Upacara adat itu adalah “wilujengan nagari” Sesaji Mahesa Lawung yang digelar rutin terutama selama “Bebadan Kabinet 2004” memgang kendali kraton, dengan mengambil pedoman jarak 100 hari setelah tanggal 17 Sura, yang bisa memilih antara hari Senin atau Kamis.
KPA Winarno Kusumo (alm) selaku Wakil Pengageng Sasana Wilapa sekaligus juru penerang budaya di kraton (2004-2018), pernah beberapa kali menjelaskan baik kepada iMNews.id (harian Suara Merdeka-Red) maupun kepada berbagai awak media, waktu itu, bahwa upacara adat Sesaji Mahesa Lawung berpedoman dari saat berdirinya kraton pada 17 Sura Tahun Je 1670.

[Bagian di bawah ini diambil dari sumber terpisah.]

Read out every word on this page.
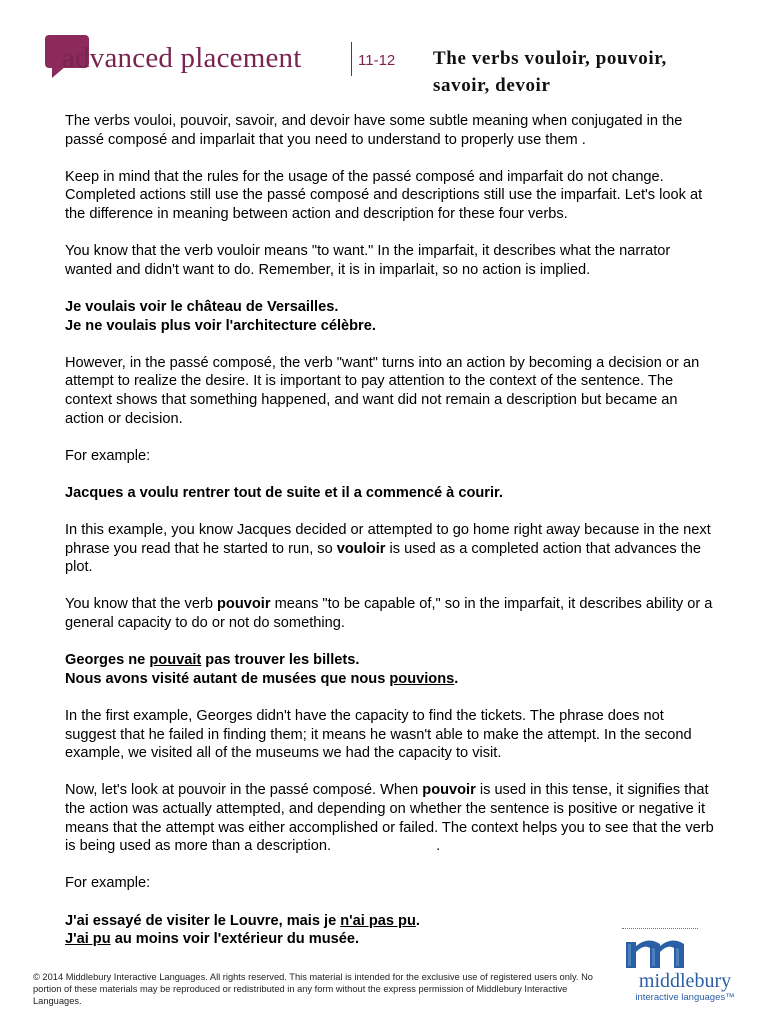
advanced placement	11-12 The verbs vouloir, pouvoir,
savoir, devoir

The verbs vouloi, pouvoir, savoir, and devoir have some subtle meaning when conjugated in the passé composé and imparlait that you need to understand to properly use them .

Keep in mind that the rules for the usage of the passé composé and imparfait do not change. Completed actions still use the passé composé and descriptions still use the imparfait. Let's look at the difference in meaning between action and description for these four verbs.

You know that the verb vouloir means "to want." In the imparfait, it describes what the narrator wanted and didn't want to do. Remember, it is in imparlait, so no action is implied.

Je voulais voir le château de Versailles.
Je ne voulais plus voir l'architecture célèbre.

However, in the passé composé, the verb "want" turns into an action by becoming a decision or an attempt to realize the desire. It is important to pay attention to the context of the sentence. The context shows that something happened, and want did not remain a description but became an action or decision.

For example:

Jacques a voulu rentrer tout de suite et il a commencé à courir.

In this example, you know Jacques decided or attempted to go home right away because in the next phrase you read that he started to run, so vouloir is used as a completed action that advances the plot.

You know that the verb pouvoir means "to be capable of," so in the imparfait, it describes ability or a general capacity to do or not do something.

Georges ne pouvait pas trouver les billets.
Nous avons visité autant de musées que nous pouvions.

In the first example, Georges didn't have the capacity to find the tickets. The phrase does not suggest that he failed in finding them; it means he wasn't able to make the attempt. In the second example, we visited all of the museums we had the capacity to visit.

Now, let's look at pouvoir in the passé composé. When pouvoir is used in this tense, it signifies that the action was actually attempted, and depending on whether the sentence is positive or negative it means that the attempt was either accomplished or failed. The context helps you to see that the verb is being used as more than a description.	.

For example:

J'ai essayé de visiter le Louvre, mais je n'ai pas pu.
J'ai pu au moins voir l'extérieur du musée.

© 2014 Middlebury Interactive Languages. All rights reserved. This material is intended for the exclusive use of registered users only. No portion of these materials may be reproduced or redistributed in any form without the express permission of Middlebury Interactive Languages.
middlebury
interactive languages™
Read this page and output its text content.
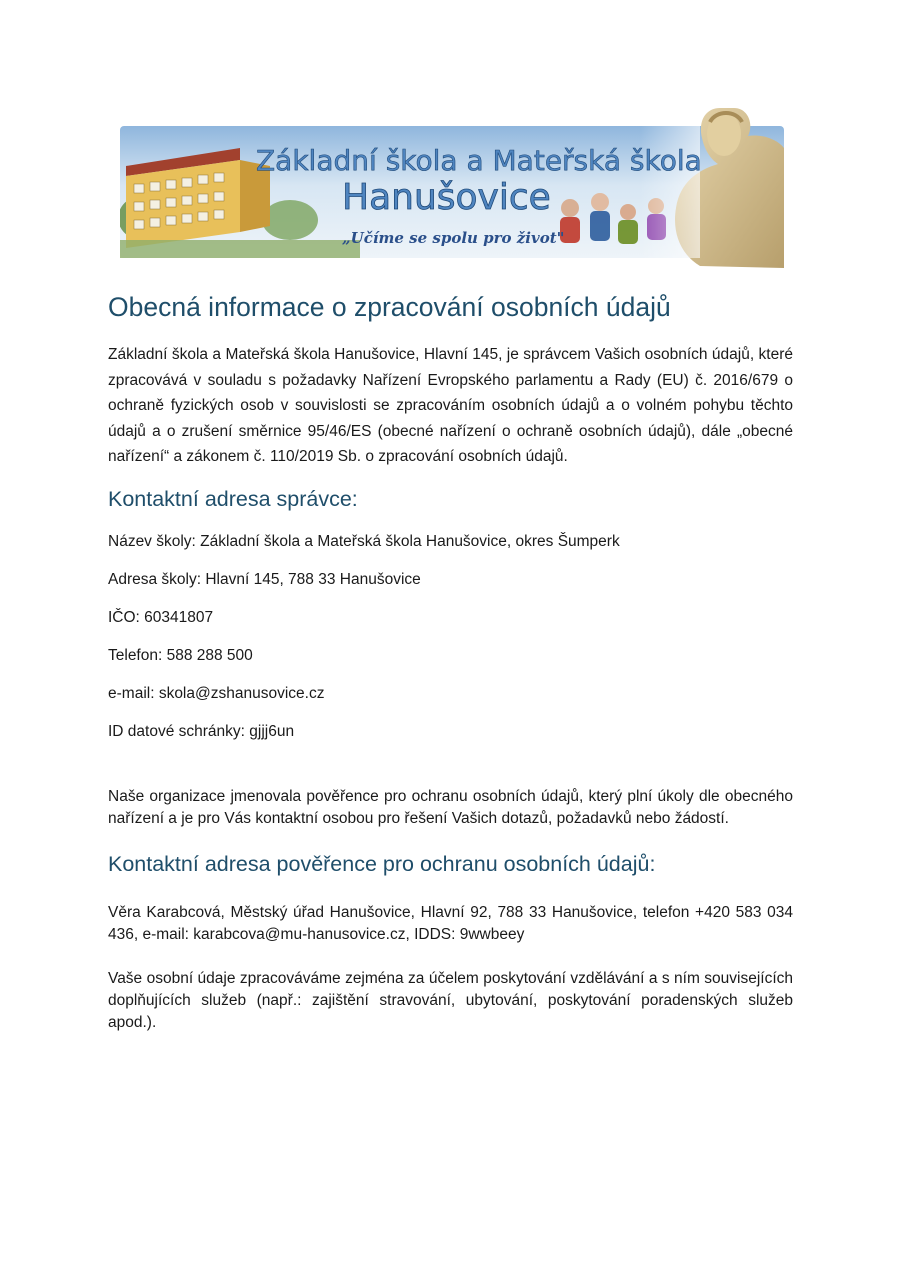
Základní škola a Mateřská škola
Hanušovice
„Učíme se spolu pro život"
Obecná informace o zpracování osobních údajů

Základní škola a Mateřská škola Hanušovice, Hlavní 145, je správcem Vašich osobních údajů, které zpracovává v souladu s požadavky Nařízení Evropského parlamentu a Rady (EU) č. 2016/679 o ochraně fyzických osob v souvislosti se zpracováním osobních údajů a o volném pohybu těchto údajů a o zrušení směrnice 95/46/ES (obecné nařízení o ochraně osobních údajů), dále „obecné nařízení“ a zákonem č. 110/2019 Sb. o zpracování osobních údajů.

Kontaktní adresa správce:

Název školy: Základní škola a Mateřská škola Hanušovice, okres Šumperk

Adresa školy: Hlavní 145, 788 33 Hanušovice

IČO: 60341807

Telefon: 588 288 500

e-mail: skola@zshanusovice.cz

ID datové schránky: gjjj6un

Naše organizace jmenovala pověřence pro ochranu osobních údajů, který plní úkoly dle obecného nařízení a je pro Vás kontaktní osobou pro řešení Vašich dotazů, požadavků nebo žádostí.

Kontaktní adresa pověřence pro ochranu osobních údajů:

Věra Karabcová, Městský úřad Hanušovice, Hlavní 92, 788 33 Hanušovice, telefon +420 583 034 436, e-mail: karabcova@mu-hanusovice.cz, IDDS: 9wwbeey

Vaše osobní údaje zpracováváme zejména za účelem poskytování vzdělávání a s ním souvisejících doplňujících služeb (např.: zajištění stravování, ubytování, poskytování poradenských služeb apod.).
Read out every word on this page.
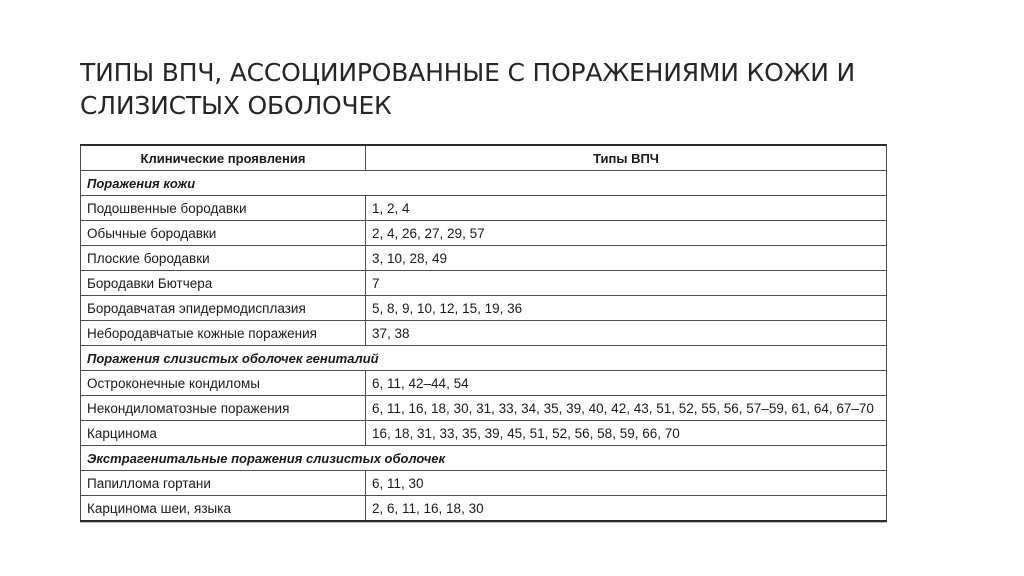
ТИПЫ ВПЧ, АССОЦИИРОВАННЫЕ С ПОРАЖЕНИЯМИ КОЖИ И СЛИЗИСТЫХ ОБОЛОЧЕК
Клинические проявления	Типы ВПЧ
Поражения кожи	
Подошвенные бородавки	1, 2, 4
Обычные бородавки	2, 4, 26, 27, 29, 57
Плоские бородавки	3, 10, 28, 49
Бородавки Бютчера	7
Бородавчатая эпидермодисплазия	5, 8, 9, 10, 12, 15, 19, 36
Небородавчатые кожные поражения	37, 38
Поражения слизистых оболочек гениталий	
Остроконечные кондиломы	6, 11, 42–44, 54
Некондиломатозные поражения	6, 11, 16, 18, 30, 31, 33, 34, 35, 39, 40, 42, 43, 51, 52, 55, 56, 57–59, 61, 64, 67–70
Карцинома	16, 18, 31, 33, 35, 39, 45, 51, 52, 56, 58, 59, 66, 70
Экстрагенитальные поражения слизистых оболочек	
Папиллома гортани	6, 11, 30
Карцинома шеи, языка	2, 6, 11, 16, 18, 30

Upacara adat ini digelar dalam beberapa tahap dan rangkaiannya mengambil beberapa tempat sebagai pusat upacara, yaitu dimulai dari “Pawon Gandarasan”, kemudian topengan Maligi Pendapa Sasana Sewaka, kemudian ada prosesi berjalan Pendapa Sitinggil Lor dan berakhir di “punden berundak” hutan Krendawahana di Desa Krendowahono, Kecamatan Gondangrejo, Kabupaten Karanganyar.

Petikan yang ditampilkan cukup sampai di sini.